Epidémie d'Ebola en RDC : l'OMS déclare l'état d'urgence mondiale

La mobilisation contre Ebola s'accélère en République démocratique du Congo, après la décision de l'Organisation mondiale de la santé (OMC) d'élever la fièvre hémorragique au rang d'«urgence de santé publique de portée internationale».

Le ministre de la Santé de la République démocratique du Congo (RDC) a mis en garde le 18 juillet les hommes d'Eglise et les ONG au lendemain de la décision de l'Organisation mondiale de la santé (OMC) de placer Ebola au rang d'«urgence de santé publique de portée internationale».

Ainsi, Oly Ilunga a demandé aux pasteurs et aux prêtres d'adopter un «comportement responsable» face à l'épidémie et de la «transparence» aux ONG en mal d'argent, maintenant qu'Ebola est une priorité mondiale de l'OMS. «Ebola est une réalité, Ebola n'a rien de surnaturel, Ebola n'a rien de paranormal», a lancé le ministre, lui-même médecin, lors d'une conférence de presse à Goma.
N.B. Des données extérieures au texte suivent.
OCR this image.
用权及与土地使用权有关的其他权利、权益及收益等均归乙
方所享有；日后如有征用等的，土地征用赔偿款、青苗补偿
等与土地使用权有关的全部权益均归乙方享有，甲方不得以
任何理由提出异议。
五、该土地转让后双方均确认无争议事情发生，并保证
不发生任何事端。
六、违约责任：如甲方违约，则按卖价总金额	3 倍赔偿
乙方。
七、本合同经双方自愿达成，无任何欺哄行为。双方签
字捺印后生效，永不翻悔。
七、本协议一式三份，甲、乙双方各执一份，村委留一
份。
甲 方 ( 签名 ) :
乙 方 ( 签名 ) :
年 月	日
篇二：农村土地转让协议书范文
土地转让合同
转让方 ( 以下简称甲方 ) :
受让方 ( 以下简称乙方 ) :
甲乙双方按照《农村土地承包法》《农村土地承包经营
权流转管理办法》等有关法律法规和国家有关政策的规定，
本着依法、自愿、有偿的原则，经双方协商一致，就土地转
Un pasteur est décédé le 15 juillet après avoir été le premier cas d'Ebola diagnostiqué à Goma, grande ville d'un million d'habitants à la frontière du Rwanda. «Je rappelle également que le cas [d'Ebola] de l'Ouganda est également une famille d'un pasteur», a-t-il ajouté, en référence aux deux premiers cas transfrontaliers enregistrés dans le pays voisin mi-juin, où deux enfants sont décédés. Le ministre, qui a longtemps exercé en Belgique, a suggéré aux pasteurs des Eglises de réveil d'arrêter de toucher leurs fidèles pendant les cultes.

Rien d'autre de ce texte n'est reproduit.